The framework has been co-designed by the World Economic Forum (WEF) and Apollo Hospitals Group Healthnet Global Limited. In July, Telangana submitted a proposal for its drone policy to the Directorate General of Civil Aviation (DGCA). The state hopes to become ‘beyond visual line of sight’ (BVLOS) compliant, making commercial use of drones possible.
In its press release, the WEF underlined the core advantage of their use: reduction of the time taken to transport material, and improving supply chain efficiency. It cited the example of Rwanda, where drone-related pilot projects have been implemented on a national scale to deliver medical supplies without delay and at scheduled intervals.

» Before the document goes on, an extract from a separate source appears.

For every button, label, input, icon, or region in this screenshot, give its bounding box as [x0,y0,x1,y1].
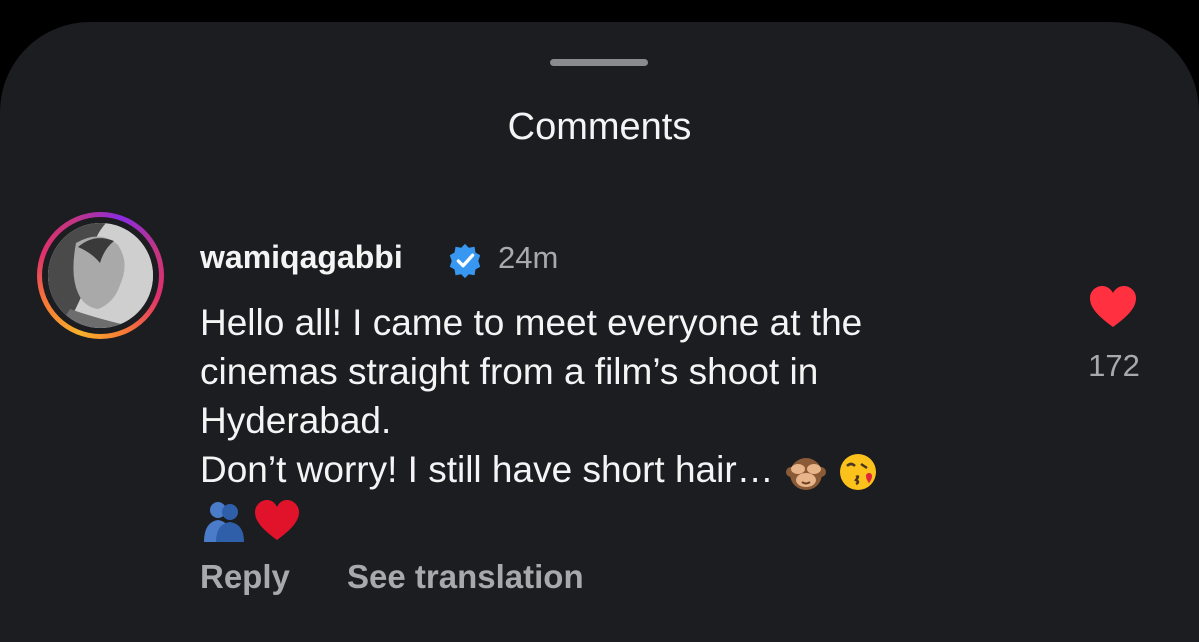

“Adopting this framework brings Telangana one step closer to rolling out a system that could save lives. It outlines what challenges drones can solve, how to oversee operations and how to implement them. We are looking forward to the next steps of this project,” Timothy Reuter, Head of Aerospace and Drones for the WEF was quoted in the WEF release as saying.
The project is a part of the WEF’s “Medicine from the Sky” initiative that aims to develop source materials for policymakers and health systems to analyse the challenges that come with drone delivery, and to compare this model with other competing delivery models.
A drone is an aircraft that operates without a pilot on board and is referred to as an Unmanned Aerial Vehicle (UAV). It has three subsets: Remotely Piloted Aircraft (RPA), Autonomous Aircraft, and Model Aircraft. An RPA can be further classified into five types on the basis of weight: nano, micro, small, medium and large. RPAs are aircraft that are piloted from remote pilot stations.
In India, the Directorate General of Civil Aviation (DGCA) under the Ministry of Civil Aviation acts as the regulatory body in the field of civil aviation, responsible for regulating air transport and ensuring compliance to civil aviation requirements, air safety, and airworthiness standards.
The DGCA’s drone policy requires all owners of RPAs, except drones in the smallest ‘nano’ category, to seek permission for flights, and comply with regulations including registration, and operating hours (only during the day) and areas (not above designated high security zones).
There is no blanket permission for flying BVLOS; the visual line of sight being 450 m with a minimum ground visibility of 5 km. The food delivery platform Zomato has tried out a drone to deliver a payload of up to 5 kg to a distance of 5 km, flying at a maximum speed of 80 km/h; however, regulations do not yet allow the delivery of food by drones.
A change of regulations will be required before largescale use of drones can be made possible for medical or other purposes.